'3. havalimanı şantiyesi ‘faili meçhul’lerin adresi midir?'
İnşaat-İş, 3. havalimanı şantiyesinde cesedi rögardan çıkarılan ve nasıl öldüğü-kim olduğu konusunda halen bir açıklama yapılmayan işçiyle ilgili ikinci bir yazılı açıklama yaptı.
cumhuriyet.com.tr<haber-dikey:1119422>
3. havalimanı şantiyesinin saklanan iş cinayetleriyle bildiklerini, aynı zamanda faili meçhul cinayetlerin de adresi olduğunu söylemelerinin kaçınılmaz olduğunu söyleyen İnşaat-İş, açıklamada şunları belirtti:
"Üçüncü Havalimanı şantiyesinde adını henüz net olarak koyamadığımız bir cinayet işlendi. Bu cinayetin nasıl ve neden gerçekleştiğine dair netleşmiş bilgiler yok elimizde. Keza başta bu şantiyedeki işçilerin can güvenliğinden sorumlu Çalışma ve Sosyal Güvenlik Bakanlığı olmak üzere konuyla ilgili doğrudan sorumluluğu bulunan hiçbir adres tek bir söz söylemedi. İGA patronları keza öyle.
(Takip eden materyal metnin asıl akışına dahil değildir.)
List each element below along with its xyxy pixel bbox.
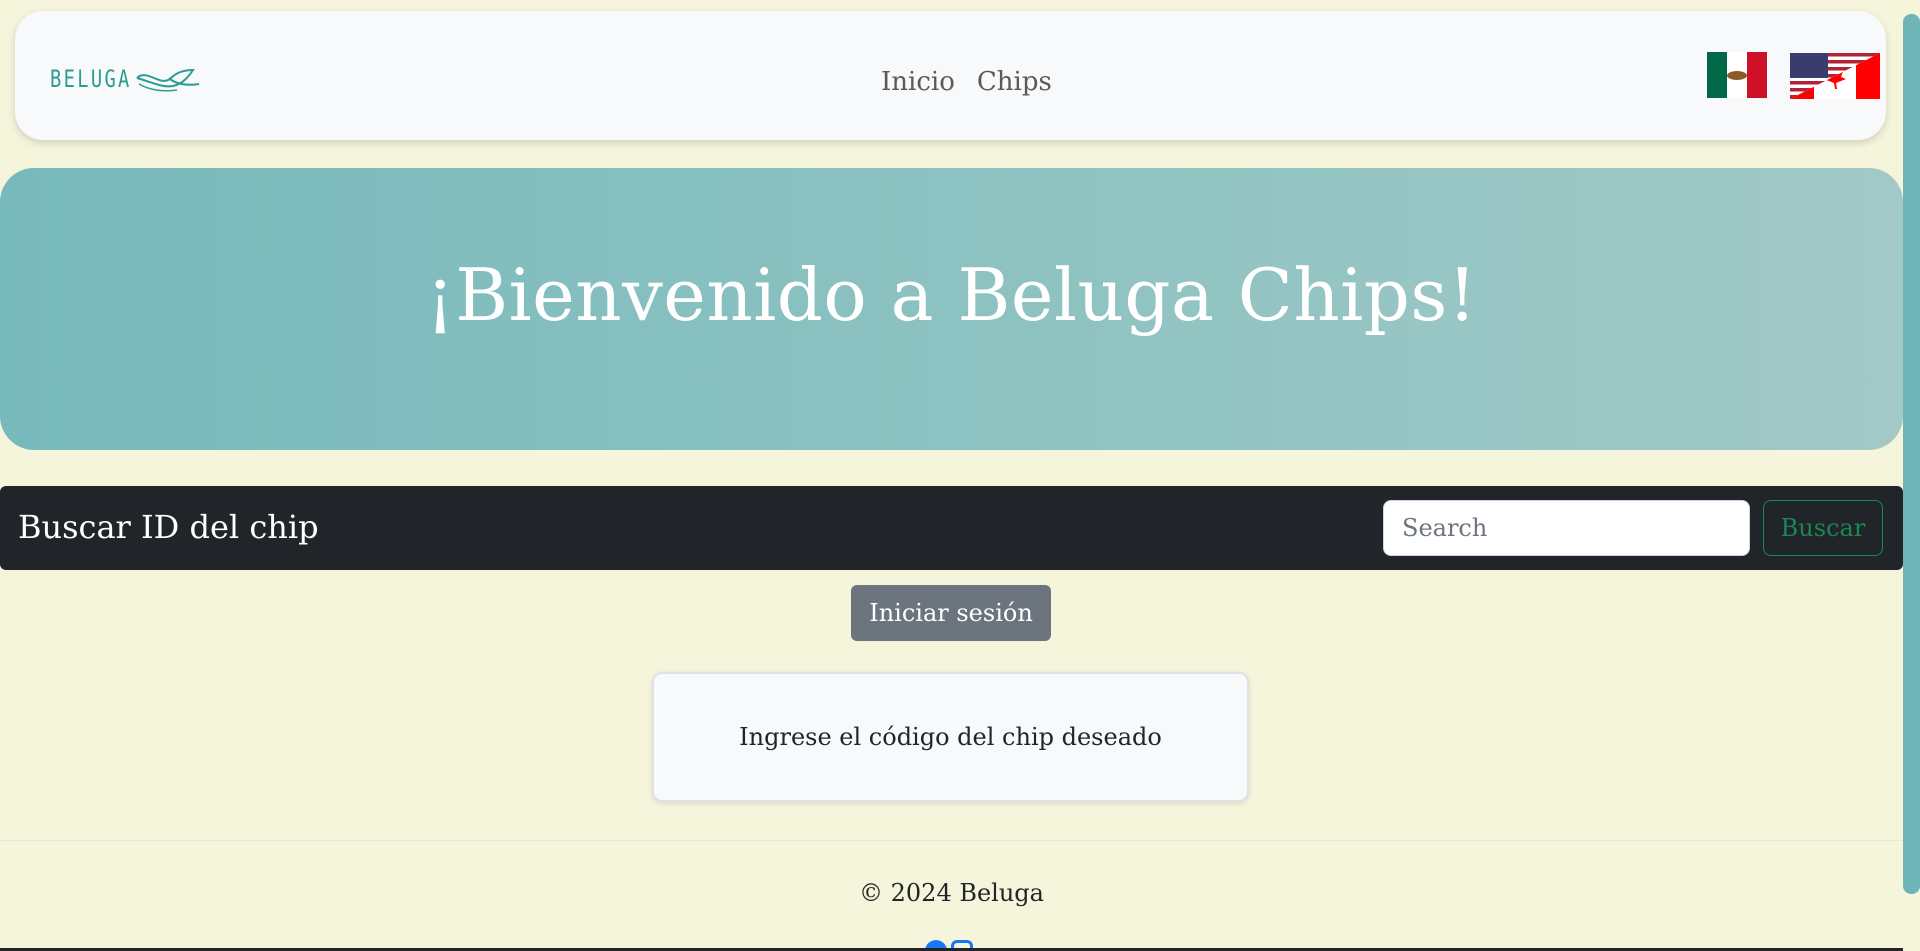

Türkiye’nin en büyük prestij projelerinden biri olan, ‘Tüm dünyanın gözü üzerimizde’ denilerek caka satılan, son işçi direnişi nedeniyle adeta bir kışlaya dönüştürülen, tabi-i caizse kuş bile uçurtulmayan böylesi bir şantiyede bir işçinin ölümünün –nasılı ve nedeninden de bağımsız olarak-günlerdir gizleniyor olması bile başlı başına dehşet vericidir.
Resmi yetkililer, İGA patronları bu ciddiyetsiz tutumlarıyla şantiyedeki her türlü kuralsızlığı devam ettireceklerinin güvencesini vermek dışında bir şey yapmıyorlar. ‘Burası bizim çiftliğimiz, işçiler ölebilir, öldürülebilir, bundan size ne?’ demiş oluyorlar. Bu tutumlarıyla aynı zamanda ‘hiçbir konuda hesap vermek zorunda değiliz’ mesajının da altını kalınca çizmiş oluyorlar.
“Faili meçhul cinayetlerin de adresi”
Eylül 2016’da da Diyarbakır nüfusuna kayıtlı, 36 yaşında, iki çocuk babası Mehmet Aytaç bu çok güvenlikli şantiyede oda arkadaşı tarafından diri diri yakılmıştı. Bu cinayetin de aynı şekilde üstü kapatılmaya ve olay ‘namus meselesine’ çekilmeye çalışılmıştı. Oysaki Mehmet ırkçı bir saldırının hedefi olmuştu. Fakat birçok manipülasyonla bu bile resmi olarak netleştirilememişti!
3’üncü Havalimanı şantiyesindeki büyük işçi direnişinden sonra yandaş medyanın körüklediği, resmi ağızların ateşe benzin dökerek işçileri birbirine düşmanlaştırmaya çalıştıkları bu koşullarda orada neler olabileceğini sadece tahmin edebiliyoruz. Direnişten hemen sonra işçilerin Kürt-Türk, terörist-vatan evladı şeklinde ayrıştırılarak, kutuplaştırılmaya çalışıldıklarını biliyoruz. Son işçi ölümünün de böyle bir iklimin ürünü olması işten bile değildir.
Böyle olmasa bile İGA patronları, bakanlıklar artık gizlenmesi mümkün olmayan bu ‘cinayete’ ilişkin bir açıklama yapmak zorundadırlar. Yapılmadığı takdirde saklanan iş cinayetleriyle bildiğimiz bu şantiyenin aynı zamanda faili meçhul cinayetlerin de adresi olduğunu söylememiz kaçınılmazdır."